In 1969, citing increasing operational deficits, and the inability of the parish to fund its own school, the Archdiocese of St. Louis took over Immaculate Conception's grade school and merged it with four others, forming Compton Heights Catholic School at the former Immaculate Conception grade school. In 1972, priests of the Order of Saint Augustine took charge of both Immaculate Conception and neighboring St. Henry church, founding a novitiate at Immaculate Conception. The future Leo XIV, then known as Robert Prevost, spent his first year as an Augustinian at the parish, playing basketball with schoolchildren at the newly-formed Compton Heights Catholic School in 1977. That same year, St.
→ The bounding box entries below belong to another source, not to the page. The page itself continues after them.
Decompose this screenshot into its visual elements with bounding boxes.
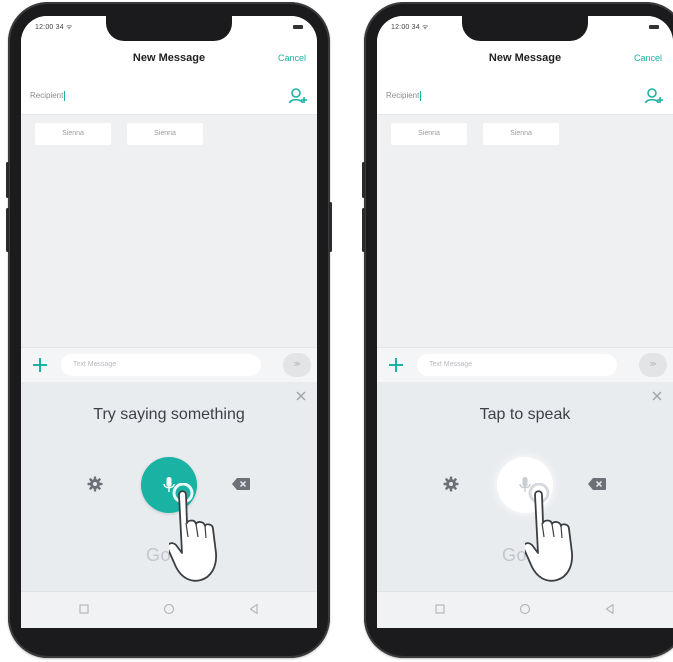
back-icon[interactable] — [603, 602, 617, 616]
recipient-field[interactable]: Recipient — [30, 91, 66, 101]
battery-icon — [293, 25, 303, 29]
send-button[interactable]: ≫ — [283, 353, 311, 377]
voice-prompt: Try saying something — [93, 406, 245, 423]
navigation-bar — [377, 591, 673, 628]
recipient-field[interactable]: Recipient — [386, 91, 422, 101]
recipient-label: Recipient — [30, 91, 64, 101]
header: New Message Cancel — [377, 40, 673, 78]
recent-apps-icon[interactable] — [433, 602, 447, 616]
suggestion-chip[interactable]: Sienna — [483, 123, 559, 145]
close-icon[interactable] — [293, 388, 309, 404]
phone-right: 12:00 34 ᯤ New Message Cancel Recipient … — [362, 2, 673, 658]
cancel-button[interactable]: Cancel — [278, 53, 306, 63]
add-contact-icon[interactable] — [287, 85, 309, 107]
status-time: 12:00 34 ᯤ — [391, 24, 429, 31]
battery-icon — [649, 25, 659, 29]
cancel-button[interactable]: Cancel — [634, 53, 662, 63]
navigation-bar — [21, 591, 317, 628]
volume-button — [362, 208, 365, 252]
text-caret — [420, 91, 422, 101]
suggestion-chip[interactable]: Sienna — [127, 123, 203, 145]
phone-left: 12:00 34 ᯤ New Message Cancel Recipient … — [6, 2, 332, 658]
home-icon[interactable] — [162, 602, 176, 616]
recipient-row[interactable]: Recipient — [377, 78, 673, 115]
status-time: 12:00 34 ᯤ — [35, 24, 73, 31]
recipient-row[interactable]: Recipient — [21, 78, 317, 115]
power-button — [329, 202, 332, 252]
back-icon[interactable] — [247, 602, 261, 616]
plus-icon[interactable] — [386, 355, 406, 375]
header: New Message Cancel — [21, 40, 317, 78]
compose-bar: Text Message ≫ — [21, 347, 317, 382]
page-title: New Message — [132, 52, 206, 64]
message-input[interactable]: Text Message — [417, 354, 617, 376]
voice-prompt: Tap to speak — [479, 406, 571, 423]
volume-button — [6, 208, 9, 252]
text-caret — [64, 91, 66, 101]
contact-suggestions: Sienna Sienna — [21, 115, 317, 159]
volume-button — [6, 162, 9, 198]
close-icon[interactable] — [649, 388, 665, 404]
suggestion-chip[interactable]: Sienna — [391, 123, 467, 145]
notch — [462, 16, 588, 41]
recipient-label: Recipient — [386, 91, 420, 101]
recent-apps-icon[interactable] — [77, 602, 91, 616]
hand-pointer-icon — [169, 483, 217, 582]
screen: 12:00 34 ᯤ New Message Cancel Recipient … — [377, 16, 673, 628]
screen: 12:00 34 ᯤ New Message Cancel Recipient … — [21, 16, 317, 628]
notch — [106, 16, 232, 41]
send-button[interactable]: ≫ — [639, 353, 667, 377]
gear-icon[interactable] — [442, 475, 460, 493]
hand-pointer-icon — [525, 483, 573, 582]
volume-button — [362, 162, 365, 198]
contact-suggestions: Sienna Sienna — [377, 115, 673, 159]
voice-input-panel: Tap to speak Goog — [377, 382, 673, 592]
page-title: New Message — [488, 52, 562, 64]
suggestion-chip[interactable]: Sienna — [35, 123, 111, 145]
compose-bar: Text Message ≫ — [377, 347, 673, 382]
home-icon[interactable] — [518, 602, 532, 616]
voice-input-panel: Try saying something Goog — [21, 382, 317, 592]
gear-icon[interactable] — [86, 475, 104, 493]
add-contact-icon[interactable] — [643, 85, 665, 107]
message-input[interactable]: Text Message — [61, 354, 261, 376]
plus-icon[interactable] — [30, 355, 50, 375]
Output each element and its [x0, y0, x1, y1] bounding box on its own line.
Henry and Immaculate Conception were merged into one parish. In 1979, Compton Heights Catholic School was closed and merged into neighboring Notre Dame School. St. Henry's was purchased by Grace Chapel Ministries in 1986 and sustained major fire damage in 1996 leading to its demolition. The Augustinians returned administration of the church to the Archdiocese and moved to Racine, Wisconsin.

=== Sale and alternate use ===
The parish school building was turned into apartments in 1985, and has been praised as an example of Adaptive reuse. In 2005, due to a declining parish population and needed facilities repairs, the parish was closed and merged into neighboring St. Margaret Church. Following its closure, it was sold to the Compton Heights Concert Band, who then sold the property to local restaurant owners in 2022. The church and its other associated properties were listed on the National Register of Historic Places in 2008. In 2025 the property was up for sale for $1.8 million.